Until the 12th century, when Portugal began to emerge as a separate political entity, the experience of its Jewish community was indistinguishable from that of Spanish Jewry.
During the early days of the Portuguese monarchy, the country’s kings continued the Andalusian Islamic practice of employing Jewish courtiers. During this period, Portuguese Jews enjoyed significant communal autonomy. As long as the Jewish community paid its taxes and confined itself to self-contained Jewish quarters (Judeiras), it was allowed to administer its own internal affairs and granted a significant degree of religious freedom. A Jewish representative, known as the Arraby Mor, was designated by the monarch to represent Jewish needs before the royal court, but all other Jewish leaders were chosen internally. This tight-knit framework enabled Jews to prosper commercially and culturally.
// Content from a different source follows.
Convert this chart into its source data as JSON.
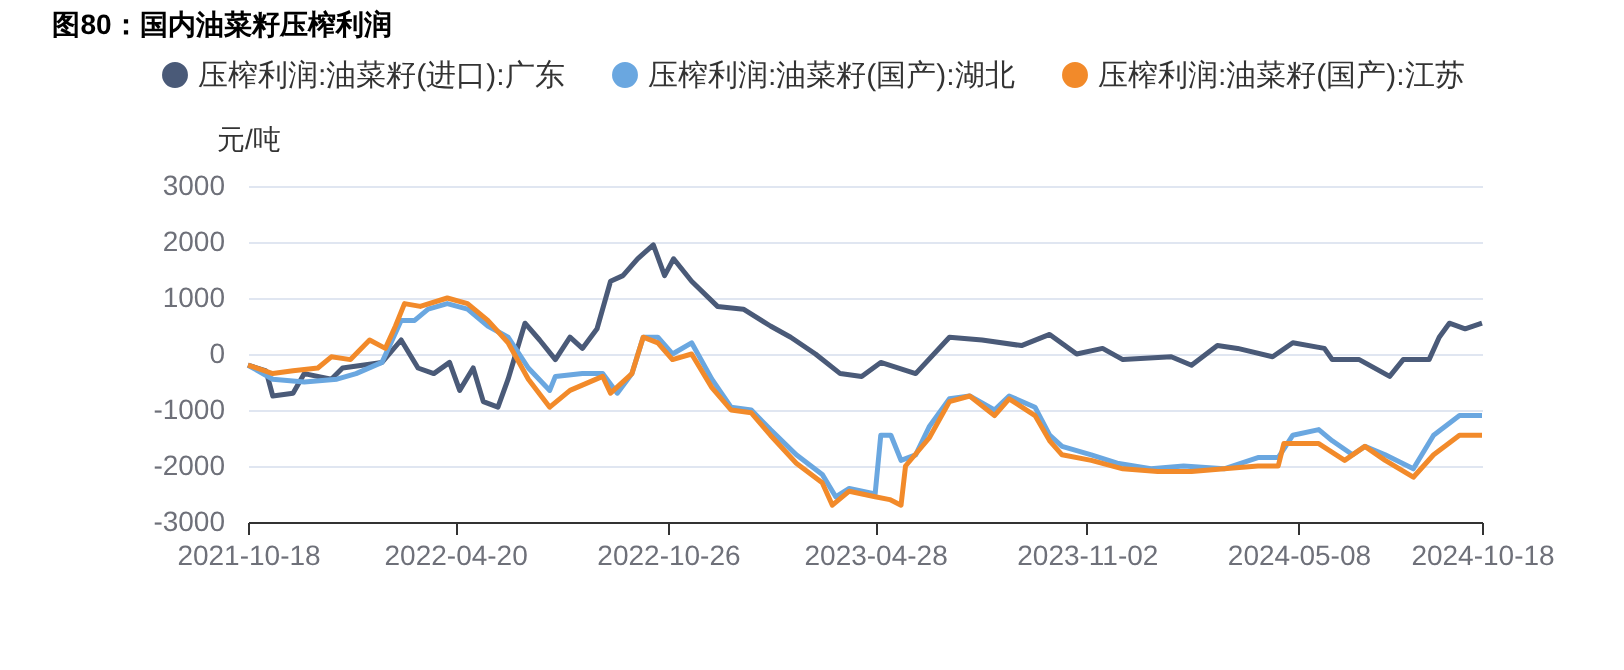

Things took a turn for the worse following the Black Death in the mid-14th century, when the Catholic Church blamed Jews for the plague, leading to widespread anti-Jewish riots which diminished the standing of Portuguese Jewry. The longtime Jewish presence in Portugal came to an end in 1496, when King Manuel I decreed that all Jews residing in his realm either convert or leave, resulting in a mass exodus of Jews. Fearing economic dislocations due to the expulsion, the Portuguese authorities forcibly converted tens of thousands of Jews. Ironically, Portugal had initially served only four years before as a haven for Spanish Jews expelled from their homes.
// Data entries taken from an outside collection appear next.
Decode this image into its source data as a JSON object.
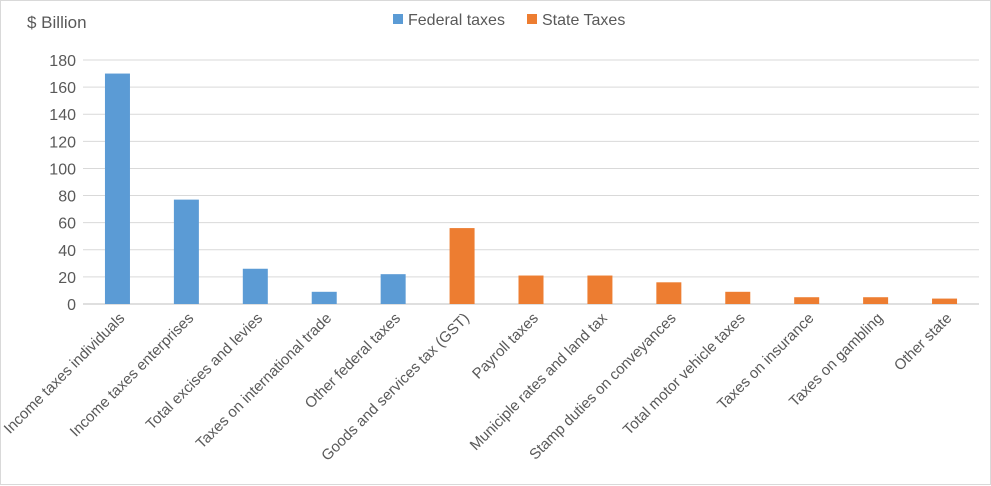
{
  "chart_data": {
    "type": "bar",
    "ylabel": "$ Billion",
    "ylim": [
      0,
      180
    ],
    "yticks": [
      0,
      20,
      40,
      60,
      80,
      100,
      120,
      140,
      160,
      180
    ],
    "grid": true,
    "legend_position": "top",
    "series": [
      {
        "name": "Federal taxes",
        "color": "#5b9bd5"
      },
      {
        "name": "State Taxes",
        "color": "#ed7d31"
      }
    ],
    "categories": [
      "Income taxes individuals",
      "Income taxes enterprises",
      "Total excises and levies",
      "Taxes on international trade",
      "Other federal taxes",
      "Goods and services tax (GST)",
      "Payroll taxes",
      "Municiple rates and land tax",
      "Stamp duties on conveyances",
      "Total motor vehicle taxes",
      "Taxes on insurance",
      "Taxes on gambling",
      "Other state"
    ],
    "values": [
      170,
      77,
      26,
      9,
      22,
      56,
      21,
      21,
      16,
      9,
      5,
      5,
      4
    ],
    "bar_series": [
      0,
      0,
      0,
      0,
      0,
      1,
      1,
      1,
      1,
      1,
      1,
      1,
      1
    ]
  }
}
Wealthier Portuguese Jews fled first to Amsterdam and then spread out throughout Southern Europe, reaching Istanbul and Smyrna (Izmir) in the Ottoman Empire as well as Salonika (Thessaloniki) and Malta. Some even reached the Land of Israel. Jews of more limited means fled across the Mediterranean to Morocco, while others elected to remain behind as secret Jews. Ostensibly converts to Catholicism, these crypto-Jews were subject to death if their religious “backsliding” was discovered by the Inquisition.
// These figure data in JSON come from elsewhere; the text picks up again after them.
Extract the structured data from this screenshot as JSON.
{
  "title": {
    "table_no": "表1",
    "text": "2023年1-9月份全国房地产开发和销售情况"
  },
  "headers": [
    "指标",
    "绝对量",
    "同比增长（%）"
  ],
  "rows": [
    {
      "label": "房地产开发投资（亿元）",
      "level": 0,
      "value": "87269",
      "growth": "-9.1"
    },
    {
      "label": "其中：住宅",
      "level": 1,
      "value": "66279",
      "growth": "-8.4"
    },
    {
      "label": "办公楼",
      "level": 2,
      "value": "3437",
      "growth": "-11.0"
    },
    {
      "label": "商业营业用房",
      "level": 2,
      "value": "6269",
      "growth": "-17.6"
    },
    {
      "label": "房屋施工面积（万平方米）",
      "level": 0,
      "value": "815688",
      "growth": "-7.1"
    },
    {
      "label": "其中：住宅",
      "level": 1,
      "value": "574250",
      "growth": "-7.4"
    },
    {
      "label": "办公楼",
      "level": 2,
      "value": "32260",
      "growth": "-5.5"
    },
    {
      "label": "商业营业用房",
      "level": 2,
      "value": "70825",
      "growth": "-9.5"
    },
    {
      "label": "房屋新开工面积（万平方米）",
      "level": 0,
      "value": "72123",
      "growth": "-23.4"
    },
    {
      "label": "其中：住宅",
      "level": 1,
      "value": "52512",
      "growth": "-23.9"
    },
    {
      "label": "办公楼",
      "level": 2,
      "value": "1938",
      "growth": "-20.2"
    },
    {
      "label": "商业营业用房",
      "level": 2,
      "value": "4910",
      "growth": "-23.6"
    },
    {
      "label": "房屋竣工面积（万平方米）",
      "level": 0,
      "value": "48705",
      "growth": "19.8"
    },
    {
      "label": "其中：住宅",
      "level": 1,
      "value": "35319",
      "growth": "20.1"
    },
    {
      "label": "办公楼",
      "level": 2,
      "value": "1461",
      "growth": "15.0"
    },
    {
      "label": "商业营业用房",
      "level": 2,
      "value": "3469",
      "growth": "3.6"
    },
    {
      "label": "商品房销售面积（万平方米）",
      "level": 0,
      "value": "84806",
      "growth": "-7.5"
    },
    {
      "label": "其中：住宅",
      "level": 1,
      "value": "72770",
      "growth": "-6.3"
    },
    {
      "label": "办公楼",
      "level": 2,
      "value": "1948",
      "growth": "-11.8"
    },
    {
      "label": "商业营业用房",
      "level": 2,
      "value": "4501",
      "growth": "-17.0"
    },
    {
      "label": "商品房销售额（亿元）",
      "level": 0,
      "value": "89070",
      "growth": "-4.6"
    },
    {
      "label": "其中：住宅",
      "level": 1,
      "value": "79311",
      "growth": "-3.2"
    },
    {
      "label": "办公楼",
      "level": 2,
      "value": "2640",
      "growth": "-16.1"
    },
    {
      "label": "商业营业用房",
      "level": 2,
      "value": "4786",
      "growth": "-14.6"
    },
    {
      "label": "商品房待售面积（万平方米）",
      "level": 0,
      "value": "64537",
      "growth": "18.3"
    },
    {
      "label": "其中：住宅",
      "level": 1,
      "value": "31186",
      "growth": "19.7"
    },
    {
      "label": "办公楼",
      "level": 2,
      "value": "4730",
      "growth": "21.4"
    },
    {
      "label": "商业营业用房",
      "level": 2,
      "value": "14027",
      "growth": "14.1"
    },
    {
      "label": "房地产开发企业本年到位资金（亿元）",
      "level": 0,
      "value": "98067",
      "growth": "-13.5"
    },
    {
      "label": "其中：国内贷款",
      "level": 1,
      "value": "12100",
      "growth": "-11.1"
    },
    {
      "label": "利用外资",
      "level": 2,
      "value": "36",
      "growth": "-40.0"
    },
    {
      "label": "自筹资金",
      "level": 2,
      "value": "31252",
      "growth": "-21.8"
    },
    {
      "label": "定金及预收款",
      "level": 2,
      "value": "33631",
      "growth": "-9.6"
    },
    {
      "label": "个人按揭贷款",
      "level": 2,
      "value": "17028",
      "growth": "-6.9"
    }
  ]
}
The descendants of these crypto-Jews were first rediscovered in Belmonte in 1927 by a Jewish engineer named Samuel Schwartz who was working at a local mine. He found it strange to see candles burning behind drawn curtains on Friday nights. He eventually realized that these crypto-Jewish families were secretly celebrating Jewish rituals transmitted orally by their ancestors. Today Belmonte has its own synagogue, museum and rabbi.
After the Inquisition ended in the early 19th century a small number of Sephardic Jews began to return to Portugal. They established the first post-Inquisition synagogue, Ponta Delgada’s Har Hashamaim Synagogue, in 1836. They were joined a century later by Ashkenazi Jews fleeing the Russian Revolution, and in the decades that followed, the rise of Nazism. Between 1940–1943, Aristides Sousa Mendes, the Portuguese Consul in Bordeaux -acting alone and against government orders- issued over 30,000 visas to refugees fleeing Nazi-occupied Europe.
A law was passed by the Portuguese Government in 2013 and enacted in 2015 enabling Jews of Sephardic descent whose ancestors had been persecuted and exiled during the Spanish Inquisition and/or subsequent Portuguese Inquisition to acquire Portuguese citizenship. According to Portuguese officials, nearly 1,800 such descendants acquired Portuguese nationality in 2017, with another 12,000 still in the application process. Applying for membership in Lisbon and Porto’s official Jewish community is a required step for a Jew to become a Portuguese citizen under the 2013 law, however unlike the criteria a similar measure in Spain, knowledge of the national language is not required.